Summary: | 博士 === 國立臺灣科技大學 === 企業管理系 === 89 === Whether the stock market follows the efficient market hypothesis is an important topic. It is an interesting topic to test whether Taiwan stock market, constrained by price limits, follows the efficient market hypothesis.
If the stock price hits up-limits or down-limits, the impact of information on stock prices will be truncated and this truncated information value will be delayed to the next trading day. Moreover, investors tend to overreact to new information. If so, the truncated impact of new information will contain the overreaction effect.
The null hypothesis is that the stock price follows the efficient market hypothesis. In contrast, the alternative hypothesis, or the overreaction hypothesis, is that investors overreact to new information. This dissertation examines the two hypotheses by separating the abnormal return into two components, the overnight abnormal return and the trading period abnormal return, to analyze the stock price behavior under price limits. The overnight abnormal return is used to measure the extent of price continuation. The trading period abnormal return is used to measure the degree of price overreaction.

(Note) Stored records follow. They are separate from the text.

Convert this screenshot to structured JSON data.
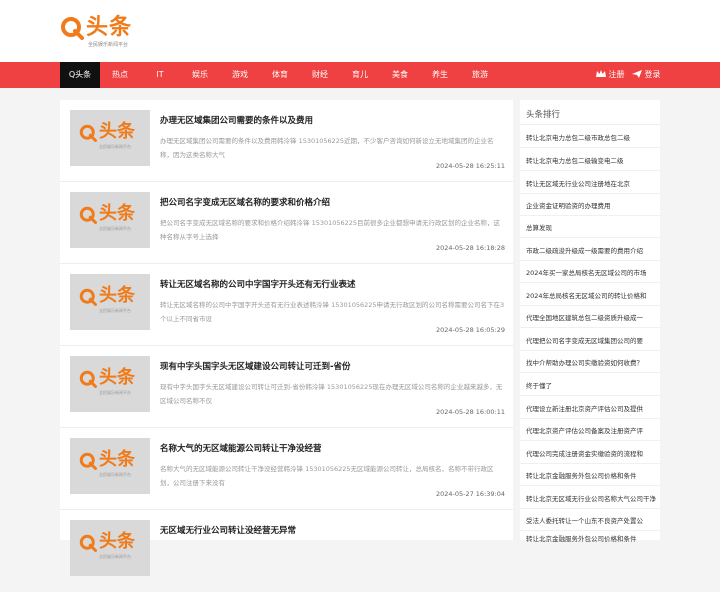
{
  "brand": {
    "name": "头条",
    "tagline": "全民娱乐新闻平台"
  },
  "nav": {
    "items": [
      "Q头条",
      "热点",
      "IT",
      "娱乐",
      "游戏",
      "体育",
      "财经",
      "育儿",
      "美食",
      "养生",
      "旅游"
    ],
    "active_index": 0,
    "register": "注册",
    "login": "登录"
  },
  "articles": [
    {
      "title": "办理无区域集团公司需要的条件以及费用",
      "desc": "办理无区域集团公司需要的条件以及费用韩泠锋 15301056225近期，不少客户咨询如何新设立无地域集团的企业名称，因为这类名称大气",
      "date": "2024-05-28 16:25:11"
    },
    {
      "title": "把公司名字变成无区域名称的要求和价格介绍",
      "desc": "把公司名字变成无区域名称的要求和价格介绍韩泠锋 15301056225目前很多企业都想申请无行政区划的企业名称，这种名称从字号上选择",
      "date": "2024-05-28 16:18:28"
    },
    {
      "title": "转让无区域名称的公司中字国字开头还有无行业表述",
      "desc": "转让无区域名称的公司中字国字开头还有无行业表述韩泠锋 15301056225申请无行政区划的公司名称需要公司名下在3个以上不同省市设",
      "date": "2024-05-28 16:05:29"
    },
    {
      "title": "现有中字头国字头无区域建设公司转让可迁到-省份",
      "desc": "现有中字头国字头无区域建设公司转让可迁到-省份韩泠锋 15301056225现在办理无区域公司名称的企业越来越多，无区域公司名称不仅",
      "date": "2024-05-28 16:00:11"
    },
    {
      "title": "名称大气的无区域能源公司转让干净没经营",
      "desc": "名称大气的无区域能源公司转让干净没经营韩泠锋 15301056225无区域能源公司转让，总局核名，名称不带行政区划，公司注册下来没有",
      "date": "2024-05-27 16:39:04"
    },
    {
      "title": "无区域无行业公司转让没经营无异常",
      "desc": "",
      "date": ""
    }
  ],
  "sidebar": {
    "heading": "头条排行",
    "items": [
      "转让北京电力总包二级市政总包二级",
      "转让北京电力总包二级输变电二级",
      "转让无区域无行业公司注册地在北京",
      "企业资金证明验资的办理费用",
      "总算发现",
      "市政二级疏浚升级成一级需要的费用介绍",
      "2024年买一家总局核名无区域公司的市场",
      "2024年总局核名无区域公司的转让价格和",
      "代理全国地区建筑总包二级资质升级成一",
      "代理把公司名字变成无区域集团公司的要",
      "找中介帮助办理公司实缴验资如何收费？",
      "终于懂了",
      "代理设立新注册北京资产评估公司及提供",
      "代理北京资产评估公司备案及注册资产评",
      "代理公司完成注册资金实缴验资的流程和",
      "转让北京金融服务外包公司价格和条件",
      "转让北京无区域无行业公司名称大气公司干净",
      "受法人委托转让一个山东不良资产处置公",
      "转让北京金融服务外包公司价格和条件"
    ]
  },
  "colors": {
    "nav_bg": "#f04142",
    "brand": "#f07b1a",
    "active_nav": "#111111"
  }
}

Under the overreaction hypothesis, the overnight abnormal return should be positively related to the event day return, and the trading period abnormal return should be negatively related to the event day return. Other topics tested in this research include the magnet effect and the price behavior under different price ranges.
This dissertation employs daily return data from the Taiwan Stock Exchange and uses two different sample periods to test the magnet effect. The findings are as follows:
(1)The overreaction effect exists in the Taiwan stock market. After controlling factors such as the ask-bid spread, company size ,and the benchmark models, the stock price continues its trend during the overnight period and reverses during the next trading period. Thus the price limits delay both the price continuation and the overreaction to the next trading day.
(2)The price behavior of different price ranges is very similar to the price behavior of up-hits and down-hits.
(3)The magnet effect does not exist.